2023年4月から放送中のテレビアニメ『鬼滅の刃 刀鍛冶の里編』。吾峠呼世晴氏による原作コミックス第12巻からの内容が描かれており、主人公である竈門炭治郎の日輪刀を作った37歳の刀鍛冶・鋼鐵塚蛍もキーパーソンとして登場している。鋼鐵塚は刀鍛冶としては腕が立つ一方で、両親や里の人たちからもドン引きされてしまう“変わり者”だ。刀を愛するがゆえの行動ではあるものの、実際彼の奇行に炭治郎は何度も驚かされている。今回はそんな鋼鐵塚にまつわる名エピソードをいくつか紹介していこう。

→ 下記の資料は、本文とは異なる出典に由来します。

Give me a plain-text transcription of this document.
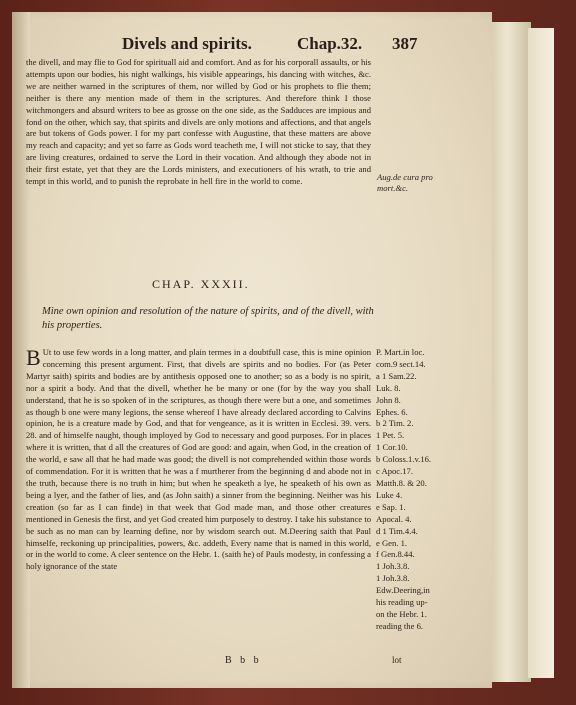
Divels and spirits.	Chap.32. 387

the divell, and may flie to God for spirituall aid and comfort. And as for his corporall assaults, or his attempts upon our bodies, his night walkings, his visible appearings, his dancing with witches, &c. we are neither warned in the scriptures of them, nor willed by God or his prophets to flie them; neither is there any mention made of them in the scriptures. And therefore think I those witchmongers and absurd writers to bee as grosse on the one side, as the Sadduces are impious and fond on the other, which say, that spirits and divels are only motions and affections, and that angels are but tokens of Gods power. I for my part confesse with Augustine, that these matters are above my reach and capacity; and yet so farre as Gods word teacheth me, I will not sticke to say, that they are living creatures, ordained to serve the Lord in their vocation. And although they abode not in their first estate, yet that they are the Lords ministers, and executioners of his wrath, to trie and tempt in this world, and to punish the reprobate in hell fire in the world to come.	Aug.de cura pro mort.&c.
CHAP. XXXII.
Mine own opinion and resolution of the nature of spirits, and of the divell, with his properties.
B Ut to use few words in a long matter, and plain termes in a doubtfull case, this is mine opinion concerning this present argument. First, that divels are spirits and no bodies. For (as Peter Martyr saith) spirits and bodies are by antithesis opposed one to another; so as a body is no spirit, nor a spirit a body. And that the divell, whether he be many or one (for by the way you shall understand, that he is so spoken of in the scriptures, as though there were but a one, and sometimes as though b one were many legions, the sense whereof I have already declared according to Calvins opinion, he is a creature made by God, and that for vengeance, as it is written in Ecclesi. 39. vers. 28. and of himselfe naught, though imployed by God to necessary and good purposes. For in places where it is written, that d all the creatures of God are good: and again, when God, in the creation of the world, e saw all that he had made was good; the divell is not comprehended within those words of commendation. For it is written that he was a f murtherer from the beginning d and abode not in the truth, because there is no truth in him; but when he speaketh a lye, he speaketh of his own as being a lyer, and the father of lies, and (as John saith) a sinner from the beginning. Neither was his creation (so far as I can finde) in that week that God made man, and those other creatures mentioned in Genesis the first, and yet God created him purposely to destroy. I take his substance to be such as no man can by learning define, nor by wisdom search out. M.Deering saith that Paul himselfe, reckoning up principalities, powers, &c. addeth, Every name that is named in this world, or in the world to come. A cleer sentence on the Hebr. 1. (saith he) of Pauls modesty, in confessing a holy ignorance of the state
P. Mart.in loc.
com.9 sect.14.
a 1 Sam.22.
Luk. 8.
John 8.
Ephes. 6.
b 2 Tim. 2.
1 Pet. 5.
1 Cor.10.
b Coloss.1.v.16.
c Apoc.17.
Matth.8. & 20.
Luke 4.
e Sap. 1.
Apocal. 4.
d 1 Tim.4.4.
e Gen. 1.
f Gen.8.44.
1 Joh.3.8.
1 Joh.3.8.
Edw.Deering,in
his reading up-
on the Hebr. 1.
reading the 6.
B b b	lot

※以下には、コミック『鬼滅の刃』の一部内容が含まれています。ストーリーを解説するのが本記事の主目的ではありませんが、気になる方はご注意ください。
■日輪刀を折ってしまった炭治郎を殺そうとする鋼鐵塚
まずは、コミックス第6巻収録の「日輪刀還る。」でのエピソード。鋼鐵塚は炭治郎が下弦の伍・累との戦いで折ってしまった日輪刀を鍛え直し、それを届けにやってきた……のだが、なんと包丁を手にものすごい勢いで突進してくる。その挙動には確固たる殺意が感じられ、思わず炭治郎も身の危険を感じていた。
攻撃をかわす炭治郎に対し、「よくも折ったな俺の刀を」「よくもよくもォオ」と語気を荒げる鋼鐵塚。怒りのあまり涙を流す姿からも、彼の刀への並々ならぬ愛情を感じることができる。
しかし刀鍛冶の里編で登場する里の長・鉄地河原鉄珍曰く、刀が折れるのは「折れるような鈍(ナマクラ)を作ったあの子が悪いのや」とのこと。それほどまでに厳しい刀鍛冶の世界で、鋼鐵塚は鬼殺隊とは別の立場から、鬼を滅するため尽力しているのだろう。周囲の人間から敬遠されるほどのストイックさも、生き抜くためには必要なのかもしれない……?
■呼吸を極めた炭治郎相手に夜明けまで鬼ごっこ!?
コミックス第8巻収録の「前へ進もう少しずつでも構わないから」では、日輪刀を紛失してしまった炭治郎を制裁する鋼鐵塚がみられる。炭治郎は上弦の参・猗窩座が逃走を図った際、相手を逃がすまいと日輪刀を投げた。そのせいで刀の行方がわからなくなってしまうのだが、これに黙っていられないのが鋼鐵塚である。
「刀を失くすとはどういう料簡(りょうけん)だ貴様ァアアアア!!」「万死に値する…万死に値するゥ!!!」と叫びながら、一度目とは比にならない勢いで炭治郎を責める鋼鐵塚。頭に2本、両手に1本ずつと計4本の包丁を装備したスタイルは、かの有名な“丑の刻参り”を彷彿とさせる恐ろしさだ。鋼鐵塚はこの恨みがこもった格好で炭治郎を追い回し、ふたりの鬼ごっこは夜明け近くまで続いたという。
炭治郎はこの頃には“全集中・常中”を会得しており、常人ばなれした体力を持っていたはず。そんな彼相手に長時間鬼ごっこできるとは、鋼鐵塚のポテンシャルには恐ろしいものがあると思ったのは、筆者だけではないだろう。